REFLECTIONS AND IMPLICATIONS
Throughout my decade of travels in the region, I traveled by boat up and down the Omo River to visit with women of Indigenous communities. The Kwegu and Nyangatom are isolated and live on the Sudan side of the river. The Kara and Mursi were accessible on the east side of the river. The Dassanech live in the delta, a remote area of islands and marshes along the Kenyan border. The Turkana live around the shores of Kenya’s Lake Turkana, and the Omo River provides about 90% of the lake’s water. Without a boat, most of these villages would not have been accessible. During my ten years of travel along the Omo I never saw another boat except kouros, made from trees that the local men use to navigate the river. The Hamar were within a short day’s drive and on occasion, I’d sometimes camp overnight at a Hamar compound.

Omo River cultures possess a highly sophisticated system of rain-fed farming which allows their crops to thrive often under difficult conditions. Their village seed banks contain different varieties of sorghum and peas. They have an intimate understanding of Omo River flood cycles. Hundreds of thousands of people live in this watershed. They are at risk of eviction from their land; Tribal and inter-tribal conflict will almost certainly worsen as diminishing resources disappear. Without access to their land, their food security and livelihoods are in peril. Government people and contract farmers could also get pulled into the conflict.
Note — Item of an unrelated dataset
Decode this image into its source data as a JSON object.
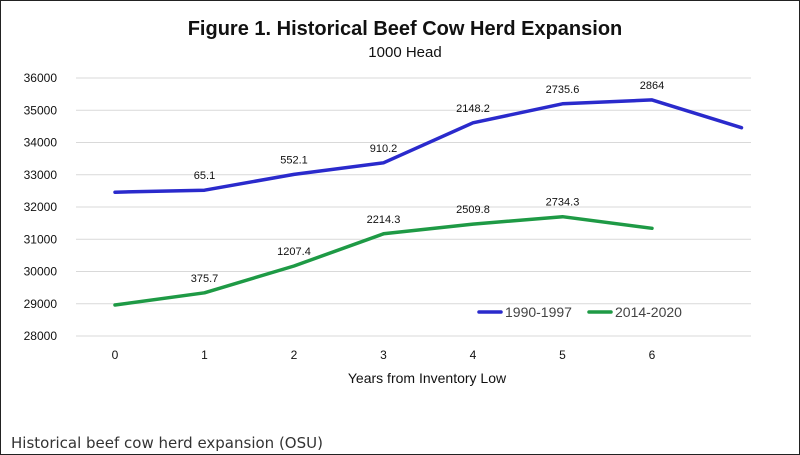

In September 2014, as I left the Omo River, it was clear to me that these cultures would soon be quashed by their government and outside influences. I don’t feel I can end this paper without reflecting on the global history of Indigenous peoples’. In the 21st century, effort by governments and huge multinational corporations to acquire land and water rights throughout Ethiopia and Africa, seems to be repeating itself. Conditions are being created that will bring about the physical and cultural decline of all Indigenous Omo River Valley communities. I believe it’s only a matter of time before sickness and malnutrition permanently take root. The influx of massive farms is slowly wedging the Kara and other Indigenous people up against the Omo River without any place for them to go. The reduced access to their ancestral land, their ability to be self-sustaining and provide for themselves is now endangered. If nothing changes, the people of the Omo will be scattered and their cultures will disappear.

To be successful, how can long-term land leases by the Ethiopian government (or any government) to foreign corporations be sustainable without the participation of the local Indigenous people? How does a government measure success? A Nyangatom elder recently said, “Don’t just think of today, but think of tomorrow, and the future’s future.” In the Omo Valley, it seems that tomorrow may be a much darker, more difficult place for the Indigenous peoples’. And the world will be a lesser place without these vibrant and resourceful cultures.

As an artist with a deep connection to the Omo People, I hope my insights and personal experiences of this region can help illuminate the serious consequences facing these self-sustaining, vulnerable, proud and dignified people. These testimonies and stories from women give voice to people on the verge of displacement from their ancestral land and loss of cultural identity and way of life.